Bapak sebagai dewan penasehat pembangunan Pondok Modern Tazakka, apa naschat dan harapan Bapak terhadap Pondok Modern Tazakka?

berpesan agar Pondok Modern Tazakka menjadi pesantren yang integral dan bukan pesantren alternatif, karena belajar di pesantren adalah jalan integratif, bukan  alternatif, kalau hanya menjadi alternatif berarti tidak mantap dan yakin akan pentingnya pesantren.
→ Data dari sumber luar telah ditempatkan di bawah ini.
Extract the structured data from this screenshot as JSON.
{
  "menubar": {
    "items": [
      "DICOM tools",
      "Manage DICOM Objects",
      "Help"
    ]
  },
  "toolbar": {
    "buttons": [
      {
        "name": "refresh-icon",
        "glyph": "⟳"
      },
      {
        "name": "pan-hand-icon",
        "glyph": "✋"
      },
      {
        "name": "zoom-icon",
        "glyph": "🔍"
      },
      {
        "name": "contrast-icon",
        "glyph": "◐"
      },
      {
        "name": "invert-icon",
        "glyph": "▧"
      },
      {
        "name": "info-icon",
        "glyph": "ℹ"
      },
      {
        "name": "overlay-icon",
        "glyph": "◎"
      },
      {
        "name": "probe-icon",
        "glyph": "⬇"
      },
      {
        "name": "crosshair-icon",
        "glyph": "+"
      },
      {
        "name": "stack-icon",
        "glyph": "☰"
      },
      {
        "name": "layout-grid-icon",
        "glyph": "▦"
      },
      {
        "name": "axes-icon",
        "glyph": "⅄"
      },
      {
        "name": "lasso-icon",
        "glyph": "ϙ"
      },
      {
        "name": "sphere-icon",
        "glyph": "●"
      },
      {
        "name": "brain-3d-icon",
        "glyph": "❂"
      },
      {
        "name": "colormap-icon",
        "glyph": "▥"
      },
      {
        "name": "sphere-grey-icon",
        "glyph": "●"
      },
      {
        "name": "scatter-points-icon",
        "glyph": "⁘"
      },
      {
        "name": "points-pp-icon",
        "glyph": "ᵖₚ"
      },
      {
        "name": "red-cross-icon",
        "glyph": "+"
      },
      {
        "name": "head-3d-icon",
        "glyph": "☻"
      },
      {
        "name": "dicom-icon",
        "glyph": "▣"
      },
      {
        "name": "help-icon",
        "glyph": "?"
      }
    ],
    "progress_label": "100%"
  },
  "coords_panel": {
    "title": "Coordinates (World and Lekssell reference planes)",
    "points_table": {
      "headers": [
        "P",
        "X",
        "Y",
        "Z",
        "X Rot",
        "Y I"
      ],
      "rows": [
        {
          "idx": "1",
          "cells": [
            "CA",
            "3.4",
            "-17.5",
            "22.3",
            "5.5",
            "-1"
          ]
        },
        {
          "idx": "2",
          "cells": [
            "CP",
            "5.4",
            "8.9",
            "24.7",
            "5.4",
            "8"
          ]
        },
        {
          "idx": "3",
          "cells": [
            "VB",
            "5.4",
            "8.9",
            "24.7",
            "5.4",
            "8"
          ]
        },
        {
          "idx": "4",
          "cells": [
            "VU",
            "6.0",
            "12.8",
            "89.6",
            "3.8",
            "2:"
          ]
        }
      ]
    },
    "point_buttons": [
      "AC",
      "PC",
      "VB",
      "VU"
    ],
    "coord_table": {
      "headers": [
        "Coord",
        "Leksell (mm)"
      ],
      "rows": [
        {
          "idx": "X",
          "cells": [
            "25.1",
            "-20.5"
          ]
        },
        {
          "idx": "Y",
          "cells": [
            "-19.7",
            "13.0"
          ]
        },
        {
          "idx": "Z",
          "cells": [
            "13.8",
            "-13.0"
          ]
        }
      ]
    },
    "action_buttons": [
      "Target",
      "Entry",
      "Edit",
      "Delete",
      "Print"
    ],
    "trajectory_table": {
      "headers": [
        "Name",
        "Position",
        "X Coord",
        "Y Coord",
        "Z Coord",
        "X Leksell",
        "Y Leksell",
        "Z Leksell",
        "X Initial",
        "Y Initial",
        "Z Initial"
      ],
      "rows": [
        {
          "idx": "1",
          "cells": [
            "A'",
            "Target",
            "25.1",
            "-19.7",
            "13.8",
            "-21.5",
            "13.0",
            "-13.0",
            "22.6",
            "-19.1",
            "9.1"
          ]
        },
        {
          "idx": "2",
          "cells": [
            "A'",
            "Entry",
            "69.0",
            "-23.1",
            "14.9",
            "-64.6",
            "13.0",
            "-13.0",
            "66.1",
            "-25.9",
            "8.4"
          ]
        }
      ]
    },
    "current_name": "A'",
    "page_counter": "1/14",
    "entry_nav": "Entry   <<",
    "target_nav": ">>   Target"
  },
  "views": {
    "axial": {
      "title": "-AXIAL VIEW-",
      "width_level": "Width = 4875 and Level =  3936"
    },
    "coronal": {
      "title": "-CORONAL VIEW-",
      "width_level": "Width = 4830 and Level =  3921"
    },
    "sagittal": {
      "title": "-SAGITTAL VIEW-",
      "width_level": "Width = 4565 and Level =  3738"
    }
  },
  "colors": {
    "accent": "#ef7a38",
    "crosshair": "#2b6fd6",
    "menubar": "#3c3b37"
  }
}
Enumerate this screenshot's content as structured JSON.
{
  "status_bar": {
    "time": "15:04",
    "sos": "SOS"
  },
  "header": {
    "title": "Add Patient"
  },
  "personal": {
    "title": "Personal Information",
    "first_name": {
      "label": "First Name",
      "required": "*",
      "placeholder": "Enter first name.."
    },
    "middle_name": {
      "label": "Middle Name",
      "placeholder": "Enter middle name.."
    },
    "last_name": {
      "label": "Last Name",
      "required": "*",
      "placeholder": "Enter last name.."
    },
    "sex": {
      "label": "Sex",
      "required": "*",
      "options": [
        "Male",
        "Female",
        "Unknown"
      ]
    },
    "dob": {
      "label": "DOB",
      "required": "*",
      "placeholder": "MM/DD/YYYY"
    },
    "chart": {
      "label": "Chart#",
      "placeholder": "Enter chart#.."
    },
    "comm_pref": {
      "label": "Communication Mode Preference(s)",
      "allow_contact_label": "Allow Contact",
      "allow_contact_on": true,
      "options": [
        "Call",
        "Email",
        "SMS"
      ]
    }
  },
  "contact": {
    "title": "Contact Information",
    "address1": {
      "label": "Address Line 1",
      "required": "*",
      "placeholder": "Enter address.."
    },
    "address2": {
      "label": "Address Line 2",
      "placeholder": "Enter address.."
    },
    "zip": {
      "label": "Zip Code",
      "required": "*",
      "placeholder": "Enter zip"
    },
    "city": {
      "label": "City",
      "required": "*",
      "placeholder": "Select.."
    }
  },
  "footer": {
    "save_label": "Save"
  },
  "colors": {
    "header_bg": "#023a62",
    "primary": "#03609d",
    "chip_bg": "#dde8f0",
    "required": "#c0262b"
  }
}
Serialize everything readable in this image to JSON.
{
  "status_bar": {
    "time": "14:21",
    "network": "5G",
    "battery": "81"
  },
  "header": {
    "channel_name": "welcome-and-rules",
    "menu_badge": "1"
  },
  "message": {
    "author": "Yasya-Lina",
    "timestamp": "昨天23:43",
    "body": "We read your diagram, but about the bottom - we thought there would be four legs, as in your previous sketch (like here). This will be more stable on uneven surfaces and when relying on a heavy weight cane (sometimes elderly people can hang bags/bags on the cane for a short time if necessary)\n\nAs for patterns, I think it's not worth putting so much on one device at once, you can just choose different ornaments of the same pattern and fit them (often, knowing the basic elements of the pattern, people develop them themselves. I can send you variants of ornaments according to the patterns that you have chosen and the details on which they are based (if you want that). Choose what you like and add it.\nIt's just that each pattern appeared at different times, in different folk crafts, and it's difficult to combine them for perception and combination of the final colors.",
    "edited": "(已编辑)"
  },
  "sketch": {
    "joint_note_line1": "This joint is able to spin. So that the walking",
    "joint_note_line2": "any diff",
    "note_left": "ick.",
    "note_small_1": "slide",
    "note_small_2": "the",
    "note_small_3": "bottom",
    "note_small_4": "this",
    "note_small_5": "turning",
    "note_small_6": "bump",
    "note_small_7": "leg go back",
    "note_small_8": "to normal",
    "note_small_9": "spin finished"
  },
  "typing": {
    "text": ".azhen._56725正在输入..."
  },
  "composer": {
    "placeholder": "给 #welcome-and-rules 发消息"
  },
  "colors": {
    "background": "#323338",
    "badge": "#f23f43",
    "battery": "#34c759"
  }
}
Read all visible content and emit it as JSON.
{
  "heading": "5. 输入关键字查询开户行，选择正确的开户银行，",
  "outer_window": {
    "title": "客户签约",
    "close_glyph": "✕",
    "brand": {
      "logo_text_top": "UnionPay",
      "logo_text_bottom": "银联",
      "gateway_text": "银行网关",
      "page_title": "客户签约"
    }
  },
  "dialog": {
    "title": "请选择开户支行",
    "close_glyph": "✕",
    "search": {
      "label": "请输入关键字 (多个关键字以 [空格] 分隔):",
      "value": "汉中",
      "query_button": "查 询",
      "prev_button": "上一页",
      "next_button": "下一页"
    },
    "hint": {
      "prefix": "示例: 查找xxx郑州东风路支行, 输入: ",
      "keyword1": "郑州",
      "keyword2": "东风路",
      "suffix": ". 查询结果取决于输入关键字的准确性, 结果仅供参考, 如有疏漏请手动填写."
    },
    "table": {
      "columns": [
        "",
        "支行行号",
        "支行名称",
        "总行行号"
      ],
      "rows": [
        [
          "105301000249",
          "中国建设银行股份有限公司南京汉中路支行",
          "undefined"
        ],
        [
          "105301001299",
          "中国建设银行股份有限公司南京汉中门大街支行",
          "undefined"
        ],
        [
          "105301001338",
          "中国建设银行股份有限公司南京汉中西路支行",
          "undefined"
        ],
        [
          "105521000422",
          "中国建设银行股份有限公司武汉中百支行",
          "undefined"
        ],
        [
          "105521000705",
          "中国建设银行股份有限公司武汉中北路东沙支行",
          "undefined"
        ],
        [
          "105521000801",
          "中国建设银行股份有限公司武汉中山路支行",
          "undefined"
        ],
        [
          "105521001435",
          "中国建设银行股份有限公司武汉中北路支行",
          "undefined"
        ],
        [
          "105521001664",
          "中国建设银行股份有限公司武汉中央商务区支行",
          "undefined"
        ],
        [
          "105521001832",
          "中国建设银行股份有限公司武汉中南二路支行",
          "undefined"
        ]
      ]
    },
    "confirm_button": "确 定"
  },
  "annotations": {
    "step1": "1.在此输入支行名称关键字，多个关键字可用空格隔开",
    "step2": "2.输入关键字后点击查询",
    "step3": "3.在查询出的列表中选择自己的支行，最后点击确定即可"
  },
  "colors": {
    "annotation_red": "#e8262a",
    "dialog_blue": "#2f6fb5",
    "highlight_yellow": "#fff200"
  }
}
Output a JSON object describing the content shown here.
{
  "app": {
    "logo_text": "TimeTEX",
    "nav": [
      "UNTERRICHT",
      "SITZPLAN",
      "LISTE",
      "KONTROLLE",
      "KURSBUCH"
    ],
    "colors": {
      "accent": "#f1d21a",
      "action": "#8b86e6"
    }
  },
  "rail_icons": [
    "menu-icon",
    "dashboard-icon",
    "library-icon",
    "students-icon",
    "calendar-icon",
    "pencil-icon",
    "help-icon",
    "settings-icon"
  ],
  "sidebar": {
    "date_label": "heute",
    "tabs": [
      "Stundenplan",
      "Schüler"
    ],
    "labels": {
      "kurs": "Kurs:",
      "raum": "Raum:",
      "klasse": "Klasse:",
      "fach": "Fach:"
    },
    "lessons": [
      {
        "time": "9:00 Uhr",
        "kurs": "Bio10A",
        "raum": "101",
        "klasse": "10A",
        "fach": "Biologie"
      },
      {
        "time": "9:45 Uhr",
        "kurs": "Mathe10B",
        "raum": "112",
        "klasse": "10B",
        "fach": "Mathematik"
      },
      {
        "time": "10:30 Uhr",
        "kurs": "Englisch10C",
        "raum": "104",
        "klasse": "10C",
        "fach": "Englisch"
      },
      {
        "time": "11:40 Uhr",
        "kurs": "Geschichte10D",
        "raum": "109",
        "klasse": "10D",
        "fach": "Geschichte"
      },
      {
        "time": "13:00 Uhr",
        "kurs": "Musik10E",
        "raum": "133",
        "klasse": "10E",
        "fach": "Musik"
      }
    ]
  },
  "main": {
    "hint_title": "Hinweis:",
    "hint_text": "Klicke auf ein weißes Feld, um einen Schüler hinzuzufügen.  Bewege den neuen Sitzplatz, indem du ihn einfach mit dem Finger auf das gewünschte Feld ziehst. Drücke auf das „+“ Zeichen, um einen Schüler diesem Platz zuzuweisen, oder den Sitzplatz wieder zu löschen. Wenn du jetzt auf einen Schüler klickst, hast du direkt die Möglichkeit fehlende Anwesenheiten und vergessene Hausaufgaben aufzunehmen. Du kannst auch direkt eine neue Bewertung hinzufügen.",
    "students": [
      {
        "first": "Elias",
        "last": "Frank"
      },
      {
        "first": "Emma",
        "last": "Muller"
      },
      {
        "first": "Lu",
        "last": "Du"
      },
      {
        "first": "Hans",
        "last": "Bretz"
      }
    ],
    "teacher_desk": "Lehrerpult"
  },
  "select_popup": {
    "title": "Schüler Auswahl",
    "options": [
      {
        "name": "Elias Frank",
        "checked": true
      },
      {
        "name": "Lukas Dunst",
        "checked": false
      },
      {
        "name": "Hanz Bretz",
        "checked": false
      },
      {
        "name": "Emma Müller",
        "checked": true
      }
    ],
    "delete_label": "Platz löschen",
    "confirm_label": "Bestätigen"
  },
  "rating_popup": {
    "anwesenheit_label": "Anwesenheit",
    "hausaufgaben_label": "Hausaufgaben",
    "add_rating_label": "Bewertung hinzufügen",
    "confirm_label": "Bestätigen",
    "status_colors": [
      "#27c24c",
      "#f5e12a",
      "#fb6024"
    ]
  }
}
Indonesia sebagai negara yang mayoritas penduduknya muslim di dunia mempunyai posisi strategis dalam percaturan global,

Bagaimana Bapak melihatnya?

Indonesia sudah menjadi pujian negara-negara lain, karena merdeka bukan karena pemberian. Indonesia untuk bersatu harus melewati waktu yang lama, 350tahun. Maka belajar dari Indonesia, Palestina, Irak dan yang lain tidak perlu menunggu waktu selama itu, dan jangan ragu bahwa bersatu adalah jalan yang pasti harus ditempuh untuk meraih kemerdekaan.

Apa hobi Bapak?

Hobi saya diplomasi dan profesi saya mengaji. Diplomat adalah hobiku, ngaji adalah profesiku.

 

BIODATA

Nama : Muhammad Muzammil Basyuni TTL   : Rembang, 7 Oktober 1947 Istri   : Diana Murni Anak:

1.   Jihan Shaikhlia Muzammil

2.   M. Fitriawan Atieqy Muzammil

3.   M. Zuhdy Adiansyah Muzammil

4.   Selly Amalina Muzammil

Pendidikan:

1.  Pondok Pesantren Krapyak Yogyakarta

2.  Kulliyatul Mu’allimin Al Islamiyah Pondok Modern Darussalam Gontor Ponorogo

3.  Fakultas Adab IAIN Sunan Kalijogo Yogyakarta (1966/1967)

4.  Fakultas Ushuluddin IAIN Syarif Hidayatullah Jakarta (1967/1968)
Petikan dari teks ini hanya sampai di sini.